GOVERNMENT needs a thorough overhaul in the Digital Age. Or it will be the very reason why we are not going to grow as a country. Embracing innovation research of OECD (Organisation for Economic Co-operation and Development) in 2017 highlights innovation in government to be about finding new ways to impact the lives of citizens, and new approaches to activating them as partners to shape the future together. It involves overcoming old structures and modes of thinking and embracing new technologies and ideas. The potential for innovation in government is immense; however, the challenges governments face are significant.

The OECD report called on governments to focus on several areas in particular to maximize the potential for innovation. First is to signal innovation as a priority. This can be done through political support and capacity building. Innovation is unlikely to take root in government unless senior leaders communicate that it is an important priority. This includes acknowledgement that sometimes failure is an acceptable outcome. This empowers civil servants to try new approaches and take calculated risks. Their capacities should also be strengthened by reinforcing their innovation skills.

Second is to enable connections across and beyond government. This includes fostering communication and information sharing across and beyond government, by harmonizing rules and developing connection points and networks. Civil servants should have at their disposal means of connecting with each other formally and informally, and for connecting with the public. Governments can foster these connections by building cross-cutting networks and providing platforms for collaboration across organizations and sectors. Governments should enable these connections through clear policy that ensures civil servants are empowered to reach across boundaries, have conversations and share information.

Third is to promote trust through transparency and responsiveness. To build long-term innovative capacity, citizens must trust that the government has their best interests at heart; otherwise, they are unlikely to cooperate with user-centered approaches and accept the outcomes of new policies and services. Governments can help build this trust by being open about activities and decisions that affect people. However, transparency is not enough. Citizen input must be considered and acted on, as appropriate, in visible ways.

Finally, the government should forge partnerships with all relevant players. Although many countries are insourcing and building up skills and abilities inside governments, governments cannot do it all. Strategic and ongoing partnerships must be forged with civil society organizations, businesses, experts, and the public. Each of these has unique strengths and competencies, and innovation in government accomplishes its biggest successes when all three come together. Civil servants must therefore have the ability to balance and interpret the sometimes competing priorities of these different groups, and be empowered to make decisions on how to proceed with what they learn. Governments from other jurisdictions and countries can also serve as useful partners, as many share common challenges and may have devised solutions that can be replicated or learned from.

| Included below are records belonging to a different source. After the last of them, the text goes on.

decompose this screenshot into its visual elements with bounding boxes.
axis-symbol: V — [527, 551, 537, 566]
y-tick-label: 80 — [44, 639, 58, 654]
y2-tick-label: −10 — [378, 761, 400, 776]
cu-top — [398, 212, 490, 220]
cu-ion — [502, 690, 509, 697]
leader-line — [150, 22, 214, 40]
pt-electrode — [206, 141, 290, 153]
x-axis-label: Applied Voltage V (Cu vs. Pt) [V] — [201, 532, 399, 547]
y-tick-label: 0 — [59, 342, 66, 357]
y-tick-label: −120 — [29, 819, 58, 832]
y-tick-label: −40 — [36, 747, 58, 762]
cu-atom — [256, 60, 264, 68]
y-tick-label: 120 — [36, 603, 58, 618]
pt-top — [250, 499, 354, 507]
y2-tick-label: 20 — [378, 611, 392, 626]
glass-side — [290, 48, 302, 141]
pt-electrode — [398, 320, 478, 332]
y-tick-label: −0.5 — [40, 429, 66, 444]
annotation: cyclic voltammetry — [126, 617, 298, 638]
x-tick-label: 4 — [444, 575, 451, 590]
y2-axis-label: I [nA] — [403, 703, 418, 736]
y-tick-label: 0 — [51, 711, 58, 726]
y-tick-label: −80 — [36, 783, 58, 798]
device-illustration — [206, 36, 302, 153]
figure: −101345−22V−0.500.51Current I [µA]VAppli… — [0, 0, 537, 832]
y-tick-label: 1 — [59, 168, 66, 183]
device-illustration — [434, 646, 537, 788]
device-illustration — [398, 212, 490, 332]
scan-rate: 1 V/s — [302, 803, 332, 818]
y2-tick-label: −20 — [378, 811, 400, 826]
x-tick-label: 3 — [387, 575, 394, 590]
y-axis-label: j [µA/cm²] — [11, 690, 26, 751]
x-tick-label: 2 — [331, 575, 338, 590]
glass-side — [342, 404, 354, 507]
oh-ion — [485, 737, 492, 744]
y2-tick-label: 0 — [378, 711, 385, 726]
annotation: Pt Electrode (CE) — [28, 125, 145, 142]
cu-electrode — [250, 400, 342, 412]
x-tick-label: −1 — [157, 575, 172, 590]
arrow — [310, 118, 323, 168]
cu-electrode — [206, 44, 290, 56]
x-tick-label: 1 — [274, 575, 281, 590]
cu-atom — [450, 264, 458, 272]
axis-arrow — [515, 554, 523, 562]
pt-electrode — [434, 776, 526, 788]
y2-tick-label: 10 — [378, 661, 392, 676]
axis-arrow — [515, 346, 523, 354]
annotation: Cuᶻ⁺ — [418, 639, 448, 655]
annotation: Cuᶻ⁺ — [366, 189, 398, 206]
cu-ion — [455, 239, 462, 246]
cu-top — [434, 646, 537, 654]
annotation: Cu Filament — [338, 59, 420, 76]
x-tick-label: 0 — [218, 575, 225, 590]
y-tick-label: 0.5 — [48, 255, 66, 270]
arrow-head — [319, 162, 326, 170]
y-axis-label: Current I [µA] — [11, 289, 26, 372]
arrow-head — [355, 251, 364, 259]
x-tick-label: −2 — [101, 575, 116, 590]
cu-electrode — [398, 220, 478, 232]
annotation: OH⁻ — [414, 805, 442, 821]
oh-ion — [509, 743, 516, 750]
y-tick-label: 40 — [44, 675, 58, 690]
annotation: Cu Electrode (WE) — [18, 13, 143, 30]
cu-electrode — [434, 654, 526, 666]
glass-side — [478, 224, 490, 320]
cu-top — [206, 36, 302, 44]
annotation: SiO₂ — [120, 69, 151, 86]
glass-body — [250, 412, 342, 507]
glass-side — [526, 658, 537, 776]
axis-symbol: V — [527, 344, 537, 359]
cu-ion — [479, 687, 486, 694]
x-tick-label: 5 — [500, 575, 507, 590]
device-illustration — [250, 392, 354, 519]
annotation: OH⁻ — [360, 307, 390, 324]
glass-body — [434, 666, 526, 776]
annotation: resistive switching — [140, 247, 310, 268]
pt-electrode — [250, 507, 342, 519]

The so-called Comelec debt fiasco with Sofitel is a classic example of how public or government finances work. Citizens may surmise all types of allegations here - but for me, I still want to see it as part of the procurement process. Government procurement process is a nightmare. So, for innovators who want to fully actualize and create really mind-blowing impactful programs in government, think again.

The government bias toward hard projects is not only a political thing -- it is a whole-of-government mindset. The process, the red tape, the dynamics, the politics, the lack of foresight, and many more -- all rolled into one fiasco. It is easier to procure a ballpen and paper than fund an innovation project. In the middle of my term as councilor, I was forced to choose to recommend a drainage construction instead of a holistic set of interventions to upskill and reskills the workforce for various niche areas like software development, animation, game development and other technologies. I know the drainage work is important and in fact, should be taken from the general fund and not on a project fund supposedly for programs I wish to recommend under my committees.

In one instance, I was able to secure a national government sponsorship for a major tourism project in Bacolod -- funds to pay for the convention hall. I rigorously processed the papers but due again to political dynamics and the protracted process, the national fund was never released, and I paid the convention hall on my own in monthly installments because the amount was huge. That is the reality of government finances. This is the frustration of people who want to do more inside government.

Today, the government probably, both at the local and national level, is a contender for the greatest number of long-standing accounts with the private sector. Before we criticize people in government about transparency and accountability -- let us understand -- how slow, restrictive, limited, shortsighted public finance is in the Philippines. It is like there is a consensus that every public fund will be stolen, and will be misused, so let us restrict its use, make the process tedious, and limit how it can be used. Sadly, the result is different - for innovators who want public resources to be put to good use -- we leave the system. For those who do not care how it is used, they follow the rules but find a way to misuse the funds.